2 de março de 2010

A MAIOR OFERTA

       Por George Gonsalves

     No primeiro livro de Reis encontramos esta impressionante passagem: “Em Gibeom, apareceu o Senhor a Salomão, de noite, em sonhos. Disse-lhe Deus: pede-me o que queres que eu te dê.” (3:5). O Todo-Poderoso, cuja majestade e poder são infinitas e habita em luz inacessível que homem algum já viu nem pode ver, fez a uma de suas criaturas uma oferta. Mas não qualquer uma. Foi a maior oferta feita a um ser mortal em todos os tempos.
       Não se tratava de retórica. Deus tem plenas condições de cumprir suas promessas. Os homens muitas vezes, mesmo que tenham ótimas intenções, são limitados e oscilantes.
        Por outro lado, o Senhor está empenhando sua palavra.
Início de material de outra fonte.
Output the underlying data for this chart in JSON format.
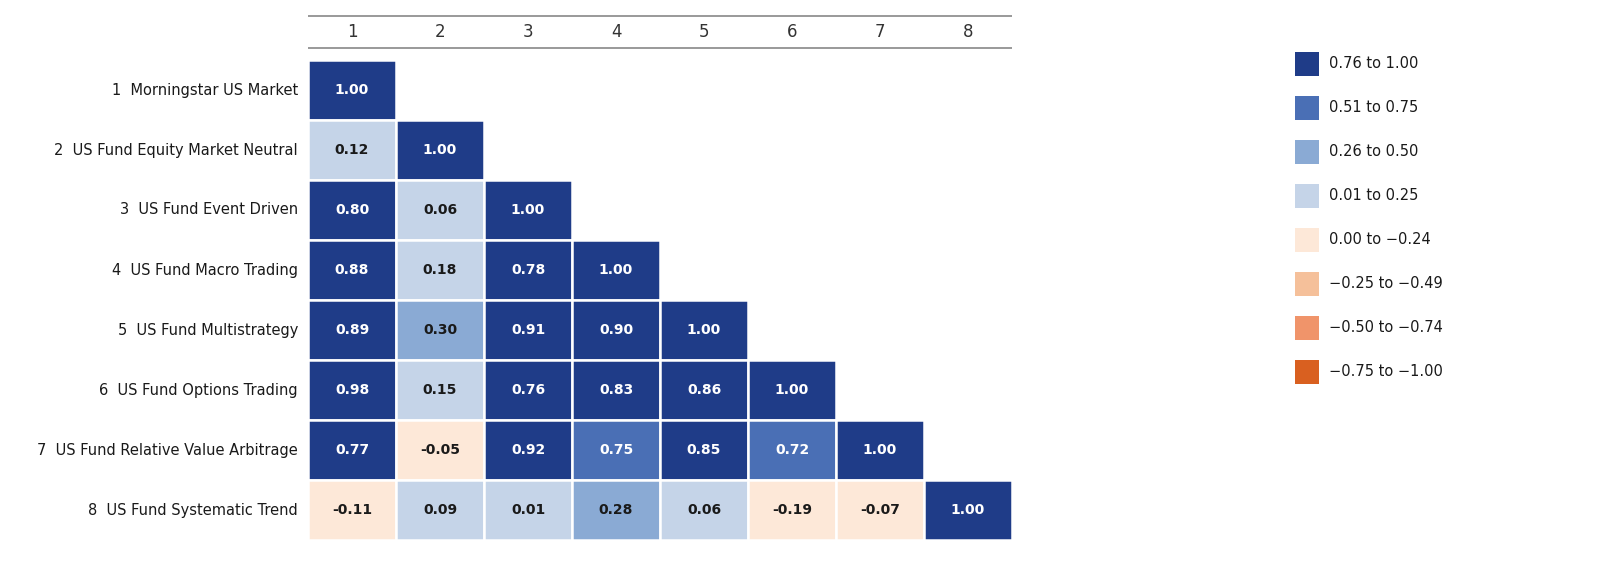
{
  "labels": [
    "1  Morningstar US Market",
    "2  US Fund Equity Market Neutral",
    "3  US Fund Event Driven",
    "4  US Fund Macro Trading",
    "5  US Fund Multistrategy",
    "6  US Fund Options Trading",
    "7  US Fund Relative Value Arbitrage",
    "8  US Fund Systematic Trend"
  ],
  "col_labels": [
    "1",
    "2",
    "3",
    "4",
    "5",
    "6",
    "7",
    "8"
  ],
  "matrix": [
    [
      1.0,
      null,
      null,
      null,
      null,
      null,
      null,
      null
    ],
    [
      0.12,
      1.0,
      null,
      null,
      null,
      null,
      null,
      null
    ],
    [
      0.8,
      0.06,
      1.0,
      null,
      null,
      null,
      null,
      null
    ],
    [
      0.88,
      0.18,
      0.78,
      1.0,
      null,
      null,
      null,
      null
    ],
    [
      0.89,
      0.3,
      0.91,
      0.9,
      1.0,
      null,
      null,
      null
    ],
    [
      0.98,
      0.15,
      0.76,
      0.83,
      0.86,
      1.0,
      null,
      null
    ],
    [
      0.77,
      -0.05,
      0.92,
      0.75,
      0.85,
      0.72,
      1.0,
      null
    ],
    [
      -0.11,
      0.09,
      0.01,
      0.28,
      0.06,
      -0.19,
      -0.07,
      1.0
    ]
  ],
  "legend_labels": [
    "0.76 to 1.00",
    "0.51 to 0.75",
    "0.26 to 0.50",
    "0.01 to 0.25",
    "0.00 to −0.24",
    "−0.25 to −0.49",
    "−0.50 to −0.74",
    "−0.75 to −1.00"
  ],
  "legend_colors": [
    "#1f3c88",
    "#4a6fb5",
    "#8aaad4",
    "#c5d4e8",
    "#fde8d8",
    "#f5c09a",
    "#f0946a",
    "#d96020"
  ],
  "background_color": "#ffffff"
}
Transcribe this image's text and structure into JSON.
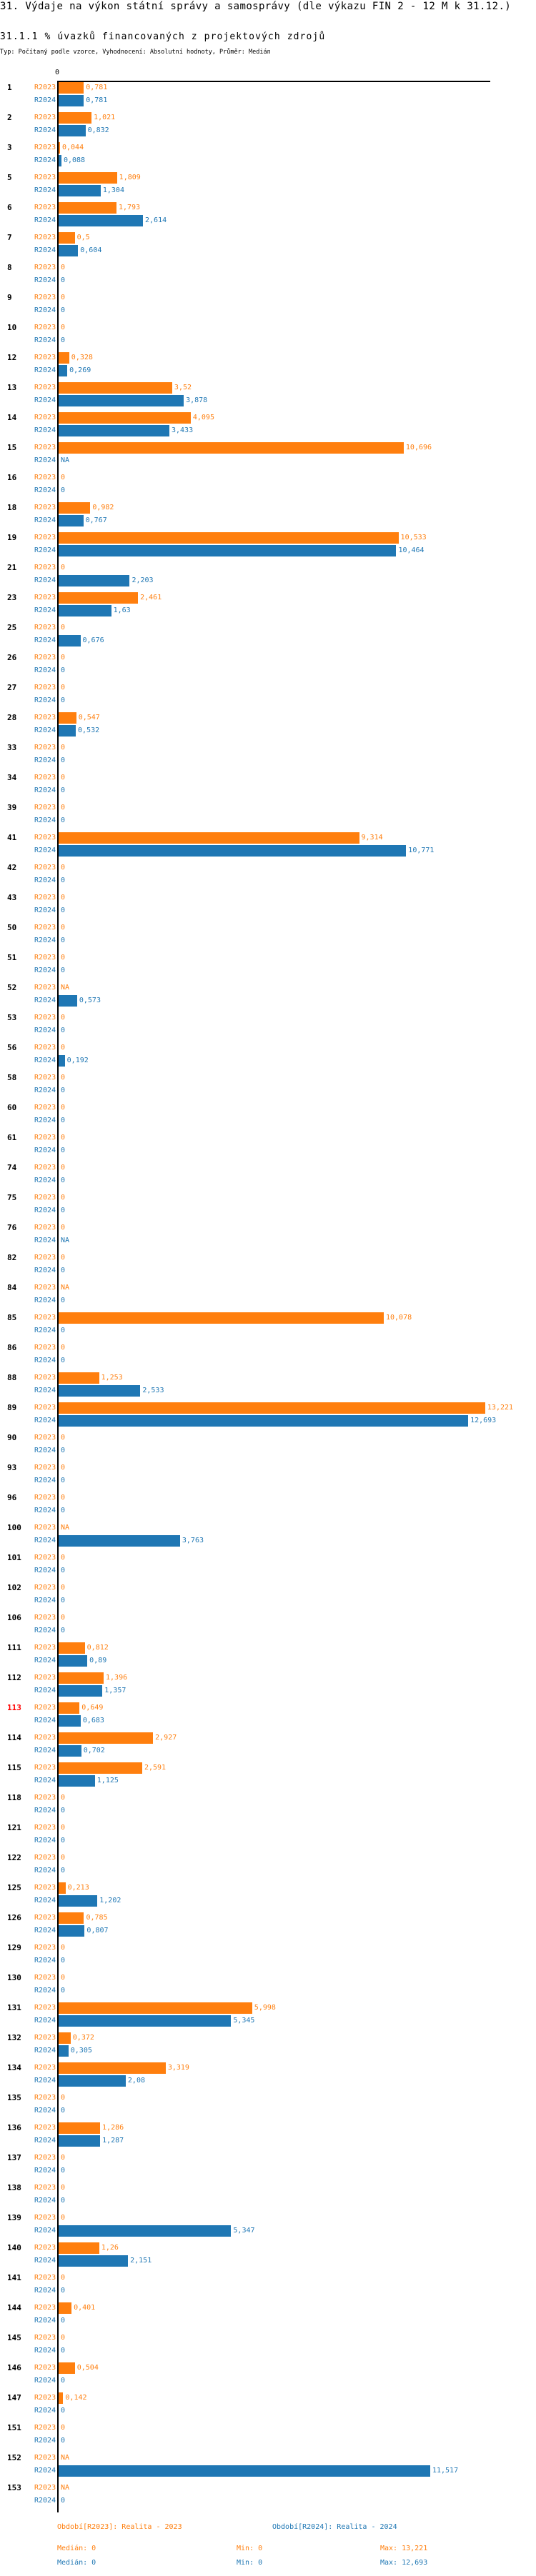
{
  "header": {
    "title": "31. Výdaje na výkon státní správy a samosprávy (dle výkazu FIN 2 - 12 M k 31.12.)",
    "subtitle": "31.1.1 % úvazků financovaných z projektových zdrojů",
    "meta": "Typ: Počítaný podle vzorce, Vyhodnocení: Absolutní hodnoty, Průměr: Medián"
  },
  "chart_data": {
    "type": "bar",
    "orientation": "horizontal",
    "x_tick_labels": [
      "0"
    ],
    "xlim": [
      0,
      13.4
    ],
    "grid": false,
    "na_label": "NA",
    "series_colors": {
      "R2023": "#ff7f0e",
      "R2024": "#1f77b4"
    },
    "highlight_color": "#ff0000",
    "series_labels": [
      "R2023",
      "R2024"
    ],
    "groups": [
      {
        "label": "1",
        "R2023": 0.781,
        "R2024": 0.781
      },
      {
        "label": "2",
        "R2023": 1.021,
        "R2024": 0.832
      },
      {
        "label": "3",
        "R2023": 0.044,
        "R2024": 0.088
      },
      {
        "label": "5",
        "R2023": 1.809,
        "R2024": 1.304
      },
      {
        "label": "6",
        "R2023": 1.793,
        "R2024": 2.614
      },
      {
        "label": "7",
        "R2023": 0.5,
        "R2024": 0.604
      },
      {
        "label": "8",
        "R2023": 0,
        "R2024": 0
      },
      {
        "label": "9",
        "R2023": 0,
        "R2024": 0
      },
      {
        "label": "10",
        "R2023": 0,
        "R2024": 0
      },
      {
        "label": "12",
        "R2023": 0.328,
        "R2024": 0.269
      },
      {
        "label": "13",
        "R2023": 3.52,
        "R2024": 3.878
      },
      {
        "label": "14",
        "R2023": 4.095,
        "R2024": 3.433
      },
      {
        "label": "15",
        "R2023": 10.696,
        "R2024": null
      },
      {
        "label": "16",
        "R2023": 0,
        "R2024": 0
      },
      {
        "label": "18",
        "R2023": 0.982,
        "R2024": 0.767
      },
      {
        "label": "19",
        "R2023": 10.533,
        "R2024": 10.464
      },
      {
        "label": "21",
        "R2023": 0,
        "R2024": 2.203
      },
      {
        "label": "23",
        "R2023": 2.461,
        "R2024": 1.63
      },
      {
        "label": "25",
        "R2023": 0,
        "R2024": 0.676
      },
      {
        "label": "26",
        "R2023": 0,
        "R2024": 0
      },
      {
        "label": "27",
        "R2023": 0,
        "R2024": 0
      },
      {
        "label": "28",
        "R2023": 0.547,
        "R2024": 0.532
      },
      {
        "label": "33",
        "R2023": 0,
        "R2024": 0
      },
      {
        "label": "34",
        "R2023": 0,
        "R2024": 0
      },
      {
        "label": "39",
        "R2023": 0,
        "R2024": 0
      },
      {
        "label": "41",
        "R2023": 9.314,
        "R2024": 10.771
      },
      {
        "label": "42",
        "R2023": 0,
        "R2024": 0
      },
      {
        "label": "43",
        "R2023": 0,
        "R2024": 0
      },
      {
        "label": "50",
        "R2023": 0,
        "R2024": 0
      },
      {
        "label": "51",
        "R2023": 0,
        "R2024": 0
      },
      {
        "label": "52",
        "R2023": null,
        "R2024": 0.573
      },
      {
        "label": "53",
        "R2023": 0,
        "R2024": 0
      },
      {
        "label": "56",
        "R2023": 0,
        "R2024": 0.192
      },
      {
        "label": "58",
        "R2023": 0,
        "R2024": 0
      },
      {
        "label": "60",
        "R2023": 0,
        "R2024": 0
      },
      {
        "label": "61",
        "R2023": 0,
        "R2024": 0
      },
      {
        "label": "74",
        "R2023": 0,
        "R2024": 0
      },
      {
        "label": "75",
        "R2023": 0,
        "R2024": 0
      },
      {
        "label": "76",
        "R2023": 0,
        "R2024": null
      },
      {
        "label": "82",
        "R2023": 0,
        "R2024": 0
      },
      {
        "label": "84",
        "R2023": null,
        "R2024": 0
      },
      {
        "label": "85",
        "R2023": 10.078,
        "R2024": 0
      },
      {
        "label": "86",
        "R2023": 0,
        "R2024": 0
      },
      {
        "label": "88",
        "R2023": 1.253,
        "R2024": 2.533
      },
      {
        "label": "89",
        "R2023": 13.221,
        "R2024": 12.693
      },
      {
        "label": "90",
        "R2023": 0,
        "R2024": 0
      },
      {
        "label": "93",
        "R2023": 0,
        "R2024": 0
      },
      {
        "label": "96",
        "R2023": 0,
        "R2024": 0
      },
      {
        "label": "100",
        "R2023": null,
        "R2024": 3.763
      },
      {
        "label": "101",
        "R2023": 0,
        "R2024": 0
      },
      {
        "label": "102",
        "R2023": 0,
        "R2024": 0
      },
      {
        "label": "106",
        "R2023": 0,
        "R2024": 0
      },
      {
        "label": "111",
        "R2023": 0.812,
        "R2024": 0.89
      },
      {
        "label": "112",
        "R2023": 1.396,
        "R2024": 1.357
      },
      {
        "label": "113",
        "R2023": 0.649,
        "R2024": 0.683,
        "highlight": true
      },
      {
        "label": "114",
        "R2023": 2.927,
        "R2024": 0.702
      },
      {
        "label": "115",
        "R2023": 2.591,
        "R2024": 1.125
      },
      {
        "label": "118",
        "R2023": 0,
        "R2024": 0
      },
      {
        "label": "121",
        "R2023": 0,
        "R2024": 0
      },
      {
        "label": "122",
        "R2023": 0,
        "R2024": 0
      },
      {
        "label": "125",
        "R2023": 0.213,
        "R2024": 1.202
      },
      {
        "label": "126",
        "R2023": 0.785,
        "R2024": 0.807
      },
      {
        "label": "129",
        "R2023": 0,
        "R2024": 0
      },
      {
        "label": "130",
        "R2023": 0,
        "R2024": 0
      },
      {
        "label": "131",
        "R2023": 5.998,
        "R2024": 5.345
      },
      {
        "label": "132",
        "R2023": 0.372,
        "R2024": 0.305
      },
      {
        "label": "134",
        "R2023": 3.319,
        "R2024": 2.08
      },
      {
        "label": "135",
        "R2023": 0,
        "R2024": 0
      },
      {
        "label": "136",
        "R2023": 1.286,
        "R2024": 1.287
      },
      {
        "label": "137",
        "R2023": 0,
        "R2024": 0
      },
      {
        "label": "138",
        "R2023": 0,
        "R2024": 0
      },
      {
        "label": "139",
        "R2023": 0,
        "R2024": 5.347
      },
      {
        "label": "140",
        "R2023": 1.26,
        "R2024": 2.151
      },
      {
        "label": "141",
        "R2023": 0,
        "R2024": 0
      },
      {
        "label": "144",
        "R2023": 0.401,
        "R2024": 0
      },
      {
        "label": "145",
        "R2023": 0,
        "R2024": 0
      },
      {
        "label": "146",
        "R2023": 0.504,
        "R2024": 0
      },
      {
        "label": "147",
        "R2023": 0.142,
        "R2024": 0
      },
      {
        "label": "151",
        "R2023": 0,
        "R2024": 0
      },
      {
        "label": "152",
        "R2023": null,
        "R2024": 11.517
      },
      {
        "label": "153",
        "R2023": null,
        "R2024": 0
      }
    ]
  },
  "legend": {
    "r2023": "Období[R2023]: Realita - 2023",
    "r2024": "Období[R2024]: Realita - 2024"
  },
  "stats": {
    "r2023": {
      "median": "Medián: 0",
      "min": "Min: 0",
      "max": "Max: 13,221"
    },
    "r2024": {
      "median": "Medián: 0",
      "min": "Min: 0",
      "max": "Max: 12,693"
    }
  }
}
Não poderia Ele voltar atrás em sua oferta: “O Senhor vela por sua palavra para a cumprir (Jeremias 1:2). Tudo isto nos leva a um espanto e a um deslumbramento: algum dia o Altíssimo prometeu dar a um simples mortal qualquer coisa que pedisse! O que levaria ao Ser Supremo inclinar-se ao desejo de uma de suas frágeis criaturas? Ninguém objete que não se tratava de um homem qualquer, mas o rei de uma nação. Ora, sabemos que “as nações são consideradas por ele como um pingo que cai dum balde e como um grão de pó na balança.” (Isaías 40:15). Por isto podemos com o salmista declarar: “que é o homem, que dele te lembres?” E o filho do homem, que o visites? (Salmo 8:4).
       Após traçarmos algumas considerações sobre a oferta divina, falemos sobre a resposta humana. O que pediu Salomão ao Senhor? Por certo, não é difícil imaginar qual seria o pedido da maioria dos homens daquela ou de nossa época: poder, riqueza, prazeres ou quem sabe vingança. Todavia, nenhuma destas coisas foi objeto de desejo de Salomão. Sua resposta subiu aos ouvidos de Deus como aroma suave: “Dá, pois, ao teu servo coração compreensivo para julgar a teu povo, para que prudentemente discirna entre o bem e o mal, pois quem poderia julgar a este grande povo? (I-Reis 3:9).
       Salomão colocou-se como um mordomo de Deus. Ele queria ajudar a nação de Israel a andar nos caminhos da verdade e da justiça. Não pediu para si, mas para o Senhor. Seu coração estava em sintonia com a vontade de Deus. As palavras bíblicas não deixam dúvidas quanto a isto: “Estas palavras agradaram ao Senhor, por haver Salomão pedido tal coisa.” (I-Reis 3:10).
        Para termos noção de nosso estado espiritual basta que nos coloquemos no lugar do rei judeu. Em seu lugar o que pediríamos? Evitemos as respostas rápidas. Não pensemos em várias coisas, mas em uma só. A resposta sincera a esta pergunta mostrará nossa condição espiritual real, e não aquela que aparentamos. Um termômetro seria pensar no que estamos pedindo atualmente. Pedimos visando a glória de Deus?. As palavras bíblicas nos alertam: "pedis e não recebeis, porque pedis mal, para esbanjardes em vossos prazeres" (Tg. 4:3).